A lo largo de todo el mundo la cruz se identifica con el cristianismo. No siempre fue así. Este vínculo universalmente conocido se lo debemos a los romanos cuyo imperio tenía un derecho que también en su momento se podía considerar en cierta medida universal, al menos para los romanos que dominaban gran parte del mundo conocido.
Pero, a diferencia de lo que representa hoy, para los romanos la cruz era el más infame de los métodos para dar muerte a los condenados a la pena capital. Aquí es dónde el bueno de Jesús terminó sus días bajo un suplicio y torturas solo reservadas para los más canallas de la sociedad romana.
Cosas de la vida, el principal potro de tortura y de estigma social que era la infame cruz se transformó en un símbolo de redención y consuelo. Nunca ningún instrumento de tortura se había convertido en útil de paz y amor. Los romanos, tan prácticos ellos, no pudieron prever consecuencias tan determinantes para la humanidad derivadas de la aplicación de su derecho penal.
La inmensa mayoría de las personas desconocen absolutamente el derecho penal del imperio romano en tiempos de Jesús, pero nadie se queda impasible ante una cruz, con Cristo o sin Él, tal es su fuerza. Su simple presencia alterna cualquier entorno, los paisajes cambian, su simbolismo lo impregna todo independientemente de nuestra voluntad.
La cruz ha servido de asidero a creyentes, agnósticos, ateos e incluso a sus enemigos como razón de vida, en definitiva a todos para dar un sentido a sus actos. Muchas veces también ha servido para que los que se encontraban enfrentados a ella, la reencontraran en los momentos más difíciles de sus vidas, confesado por ellos, no es afirmación mía. Otros, por el contrario se ha alejado progresivamente de su amparo. La cruz promueve nuestra libertad de elección.
Y es que la cruz, si la colocamos en horizontal, comprobaremos que es una encrucijada de caminos. Nos sitúa en el centro y nos da a elegir bajo la mirada atenta de aquel que se subió libremente a ella para pagar por nosotros siendo inocente. Ahí radica la fuerza de la cruz, aupándose en ella, Jesús redimió al hombre, lo hizo digno y libre nuevamente.

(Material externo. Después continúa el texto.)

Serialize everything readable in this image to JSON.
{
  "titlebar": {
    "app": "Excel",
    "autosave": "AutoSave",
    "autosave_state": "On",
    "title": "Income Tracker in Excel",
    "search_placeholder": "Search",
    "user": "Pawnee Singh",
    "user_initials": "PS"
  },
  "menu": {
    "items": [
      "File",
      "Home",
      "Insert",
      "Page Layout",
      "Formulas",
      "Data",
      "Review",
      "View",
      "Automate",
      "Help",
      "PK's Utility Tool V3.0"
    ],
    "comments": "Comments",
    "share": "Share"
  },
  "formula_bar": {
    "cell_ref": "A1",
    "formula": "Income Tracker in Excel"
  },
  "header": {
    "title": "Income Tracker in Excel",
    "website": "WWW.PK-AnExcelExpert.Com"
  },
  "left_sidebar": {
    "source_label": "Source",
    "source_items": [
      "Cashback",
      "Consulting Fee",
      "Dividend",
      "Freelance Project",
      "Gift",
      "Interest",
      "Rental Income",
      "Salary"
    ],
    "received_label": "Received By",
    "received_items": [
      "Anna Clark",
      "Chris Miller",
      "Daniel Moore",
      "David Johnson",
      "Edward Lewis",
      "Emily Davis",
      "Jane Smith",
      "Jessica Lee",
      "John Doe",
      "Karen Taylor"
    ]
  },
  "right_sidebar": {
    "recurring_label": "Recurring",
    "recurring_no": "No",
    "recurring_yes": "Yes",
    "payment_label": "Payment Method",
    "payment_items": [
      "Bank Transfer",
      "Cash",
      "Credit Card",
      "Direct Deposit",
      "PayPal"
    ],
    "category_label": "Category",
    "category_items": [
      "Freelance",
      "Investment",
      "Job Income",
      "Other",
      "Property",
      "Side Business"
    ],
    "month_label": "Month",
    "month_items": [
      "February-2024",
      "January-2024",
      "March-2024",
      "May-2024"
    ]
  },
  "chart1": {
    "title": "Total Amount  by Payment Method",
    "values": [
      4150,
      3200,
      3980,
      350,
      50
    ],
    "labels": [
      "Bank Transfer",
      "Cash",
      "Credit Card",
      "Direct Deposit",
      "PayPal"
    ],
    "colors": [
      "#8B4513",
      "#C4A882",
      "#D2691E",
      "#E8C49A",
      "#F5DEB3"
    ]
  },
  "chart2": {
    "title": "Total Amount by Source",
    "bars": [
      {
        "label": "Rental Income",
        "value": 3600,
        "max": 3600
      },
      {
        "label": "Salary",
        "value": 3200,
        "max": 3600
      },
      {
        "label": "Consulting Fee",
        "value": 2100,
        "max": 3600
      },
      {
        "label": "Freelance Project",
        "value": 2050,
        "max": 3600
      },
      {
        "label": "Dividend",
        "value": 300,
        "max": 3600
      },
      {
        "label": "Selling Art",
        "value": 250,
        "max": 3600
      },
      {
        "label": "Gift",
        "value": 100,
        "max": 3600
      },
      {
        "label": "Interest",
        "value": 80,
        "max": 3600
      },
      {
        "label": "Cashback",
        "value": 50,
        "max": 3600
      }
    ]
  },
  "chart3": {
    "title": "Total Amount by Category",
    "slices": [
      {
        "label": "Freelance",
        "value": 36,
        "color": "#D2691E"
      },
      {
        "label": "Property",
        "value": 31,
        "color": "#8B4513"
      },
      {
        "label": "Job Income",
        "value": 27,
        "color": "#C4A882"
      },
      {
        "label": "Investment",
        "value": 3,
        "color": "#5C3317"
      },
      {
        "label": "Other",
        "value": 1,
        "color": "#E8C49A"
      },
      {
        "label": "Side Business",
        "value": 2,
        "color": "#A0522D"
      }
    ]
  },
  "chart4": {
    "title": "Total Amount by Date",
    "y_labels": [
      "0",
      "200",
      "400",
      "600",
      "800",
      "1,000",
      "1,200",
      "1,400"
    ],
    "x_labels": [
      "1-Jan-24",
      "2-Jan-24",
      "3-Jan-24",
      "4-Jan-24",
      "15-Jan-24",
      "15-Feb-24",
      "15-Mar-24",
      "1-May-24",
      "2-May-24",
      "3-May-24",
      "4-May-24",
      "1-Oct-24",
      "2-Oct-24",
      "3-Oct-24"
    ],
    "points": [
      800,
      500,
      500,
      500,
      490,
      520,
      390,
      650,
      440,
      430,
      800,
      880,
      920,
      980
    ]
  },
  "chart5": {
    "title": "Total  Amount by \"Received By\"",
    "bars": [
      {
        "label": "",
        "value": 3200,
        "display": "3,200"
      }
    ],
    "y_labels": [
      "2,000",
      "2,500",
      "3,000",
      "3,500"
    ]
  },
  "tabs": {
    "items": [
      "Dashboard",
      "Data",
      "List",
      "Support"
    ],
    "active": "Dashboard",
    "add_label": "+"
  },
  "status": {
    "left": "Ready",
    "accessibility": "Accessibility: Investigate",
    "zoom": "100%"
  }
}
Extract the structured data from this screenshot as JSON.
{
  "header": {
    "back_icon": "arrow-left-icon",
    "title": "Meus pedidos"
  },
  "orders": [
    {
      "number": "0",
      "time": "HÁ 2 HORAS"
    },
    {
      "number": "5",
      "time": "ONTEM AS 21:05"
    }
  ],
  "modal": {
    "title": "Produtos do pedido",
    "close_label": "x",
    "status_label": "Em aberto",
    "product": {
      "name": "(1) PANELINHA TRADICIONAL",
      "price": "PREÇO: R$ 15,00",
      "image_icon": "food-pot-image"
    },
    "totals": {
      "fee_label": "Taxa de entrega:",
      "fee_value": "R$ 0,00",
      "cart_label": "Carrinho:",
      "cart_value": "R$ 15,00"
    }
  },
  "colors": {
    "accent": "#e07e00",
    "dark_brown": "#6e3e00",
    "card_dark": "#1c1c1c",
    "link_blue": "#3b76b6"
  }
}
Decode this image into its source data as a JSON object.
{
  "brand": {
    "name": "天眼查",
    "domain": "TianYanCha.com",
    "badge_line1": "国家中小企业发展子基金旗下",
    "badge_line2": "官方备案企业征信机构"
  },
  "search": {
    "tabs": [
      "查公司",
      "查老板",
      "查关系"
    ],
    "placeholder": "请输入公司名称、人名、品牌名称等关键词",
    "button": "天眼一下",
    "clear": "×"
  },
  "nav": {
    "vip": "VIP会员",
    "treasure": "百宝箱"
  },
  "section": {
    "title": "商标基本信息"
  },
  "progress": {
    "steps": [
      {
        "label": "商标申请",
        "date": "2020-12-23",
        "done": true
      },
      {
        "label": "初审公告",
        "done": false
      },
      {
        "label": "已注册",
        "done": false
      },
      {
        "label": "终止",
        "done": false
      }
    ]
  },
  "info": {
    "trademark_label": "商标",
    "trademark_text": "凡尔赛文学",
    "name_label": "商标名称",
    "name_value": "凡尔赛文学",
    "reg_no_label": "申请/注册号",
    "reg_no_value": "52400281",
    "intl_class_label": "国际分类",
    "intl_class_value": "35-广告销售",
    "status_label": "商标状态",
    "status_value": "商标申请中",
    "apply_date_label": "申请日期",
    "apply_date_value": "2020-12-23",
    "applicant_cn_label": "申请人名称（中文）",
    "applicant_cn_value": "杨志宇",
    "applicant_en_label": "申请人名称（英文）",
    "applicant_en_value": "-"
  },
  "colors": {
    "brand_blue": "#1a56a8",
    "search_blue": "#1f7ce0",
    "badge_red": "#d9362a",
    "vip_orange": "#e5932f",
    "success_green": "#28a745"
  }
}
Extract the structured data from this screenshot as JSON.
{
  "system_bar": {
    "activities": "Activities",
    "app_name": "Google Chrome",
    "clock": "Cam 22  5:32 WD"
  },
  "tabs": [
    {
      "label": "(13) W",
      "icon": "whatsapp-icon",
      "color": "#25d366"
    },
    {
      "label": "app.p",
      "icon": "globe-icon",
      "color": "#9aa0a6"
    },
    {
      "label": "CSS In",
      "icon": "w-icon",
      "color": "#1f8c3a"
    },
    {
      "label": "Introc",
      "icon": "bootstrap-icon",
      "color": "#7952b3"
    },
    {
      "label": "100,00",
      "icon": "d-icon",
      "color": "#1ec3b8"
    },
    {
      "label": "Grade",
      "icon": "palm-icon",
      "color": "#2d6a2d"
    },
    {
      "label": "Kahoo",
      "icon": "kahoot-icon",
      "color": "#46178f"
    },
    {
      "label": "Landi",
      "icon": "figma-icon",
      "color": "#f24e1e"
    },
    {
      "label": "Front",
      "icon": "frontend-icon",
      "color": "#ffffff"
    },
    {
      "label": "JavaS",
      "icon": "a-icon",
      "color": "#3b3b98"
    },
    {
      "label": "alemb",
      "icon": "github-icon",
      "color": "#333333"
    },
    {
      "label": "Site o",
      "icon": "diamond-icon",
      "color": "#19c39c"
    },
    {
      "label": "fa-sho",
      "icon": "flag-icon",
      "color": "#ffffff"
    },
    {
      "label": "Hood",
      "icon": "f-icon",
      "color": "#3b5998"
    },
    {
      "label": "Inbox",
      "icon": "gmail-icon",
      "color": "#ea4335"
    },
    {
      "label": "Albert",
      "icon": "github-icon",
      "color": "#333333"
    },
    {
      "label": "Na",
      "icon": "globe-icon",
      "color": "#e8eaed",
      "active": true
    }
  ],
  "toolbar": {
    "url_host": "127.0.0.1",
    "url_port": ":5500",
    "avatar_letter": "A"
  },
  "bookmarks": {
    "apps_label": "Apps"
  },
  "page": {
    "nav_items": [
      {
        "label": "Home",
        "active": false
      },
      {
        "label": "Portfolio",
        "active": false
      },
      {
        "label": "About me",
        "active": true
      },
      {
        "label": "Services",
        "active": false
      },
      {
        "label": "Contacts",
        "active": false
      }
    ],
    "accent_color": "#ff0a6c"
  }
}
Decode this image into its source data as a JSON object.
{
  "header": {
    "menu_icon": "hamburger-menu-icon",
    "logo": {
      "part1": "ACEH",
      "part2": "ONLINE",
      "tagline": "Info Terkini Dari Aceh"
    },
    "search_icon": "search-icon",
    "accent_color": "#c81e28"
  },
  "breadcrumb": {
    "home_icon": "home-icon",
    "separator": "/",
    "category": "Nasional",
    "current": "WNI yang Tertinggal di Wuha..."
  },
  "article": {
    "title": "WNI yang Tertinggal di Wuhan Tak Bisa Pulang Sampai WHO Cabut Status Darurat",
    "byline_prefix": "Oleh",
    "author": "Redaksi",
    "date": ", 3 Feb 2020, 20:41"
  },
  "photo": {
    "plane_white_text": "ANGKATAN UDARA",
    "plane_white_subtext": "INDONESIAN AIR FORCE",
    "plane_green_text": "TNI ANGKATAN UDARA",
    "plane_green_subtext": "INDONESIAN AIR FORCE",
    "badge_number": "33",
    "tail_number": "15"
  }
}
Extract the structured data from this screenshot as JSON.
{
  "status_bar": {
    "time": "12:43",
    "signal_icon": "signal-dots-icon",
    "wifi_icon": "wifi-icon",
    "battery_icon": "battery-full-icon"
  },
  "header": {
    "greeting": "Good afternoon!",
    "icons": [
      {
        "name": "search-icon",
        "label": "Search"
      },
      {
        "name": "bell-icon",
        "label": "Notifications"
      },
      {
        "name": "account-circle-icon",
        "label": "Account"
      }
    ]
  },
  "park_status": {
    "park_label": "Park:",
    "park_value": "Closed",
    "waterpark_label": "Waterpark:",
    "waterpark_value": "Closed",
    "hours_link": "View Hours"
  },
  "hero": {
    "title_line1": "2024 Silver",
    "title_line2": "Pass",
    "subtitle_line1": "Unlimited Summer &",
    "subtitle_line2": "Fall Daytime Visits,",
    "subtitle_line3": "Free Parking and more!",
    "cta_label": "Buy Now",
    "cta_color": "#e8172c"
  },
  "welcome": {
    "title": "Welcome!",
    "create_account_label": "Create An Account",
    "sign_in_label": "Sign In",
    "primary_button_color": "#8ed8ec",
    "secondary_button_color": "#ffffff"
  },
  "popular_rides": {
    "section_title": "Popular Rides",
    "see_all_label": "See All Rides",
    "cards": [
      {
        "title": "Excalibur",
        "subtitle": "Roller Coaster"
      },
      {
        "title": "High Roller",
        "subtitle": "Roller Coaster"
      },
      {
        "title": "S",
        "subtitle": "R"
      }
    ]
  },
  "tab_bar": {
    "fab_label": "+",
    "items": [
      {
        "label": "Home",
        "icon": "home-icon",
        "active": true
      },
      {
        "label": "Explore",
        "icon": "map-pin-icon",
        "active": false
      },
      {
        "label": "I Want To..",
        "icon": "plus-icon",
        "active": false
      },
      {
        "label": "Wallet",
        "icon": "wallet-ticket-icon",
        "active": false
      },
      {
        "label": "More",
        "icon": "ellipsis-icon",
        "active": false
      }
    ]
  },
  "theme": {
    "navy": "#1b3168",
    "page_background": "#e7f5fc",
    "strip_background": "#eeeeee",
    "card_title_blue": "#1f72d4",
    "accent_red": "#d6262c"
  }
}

Donde hay una cruz hay esperanza y por eso es muy importante que no la releguemos al ámbito privado. La cruz es en estos momentos de tribulaciones, dificultades compartidas por todos, creyentes, no creyentes o cualquier otra categoría de personas que se nos puedan ocurrir, un símbolo de concordia, de apoyo mutuo y de respeto, cosas que son muy necesarias si queremos salir airosos de tantas dificultades.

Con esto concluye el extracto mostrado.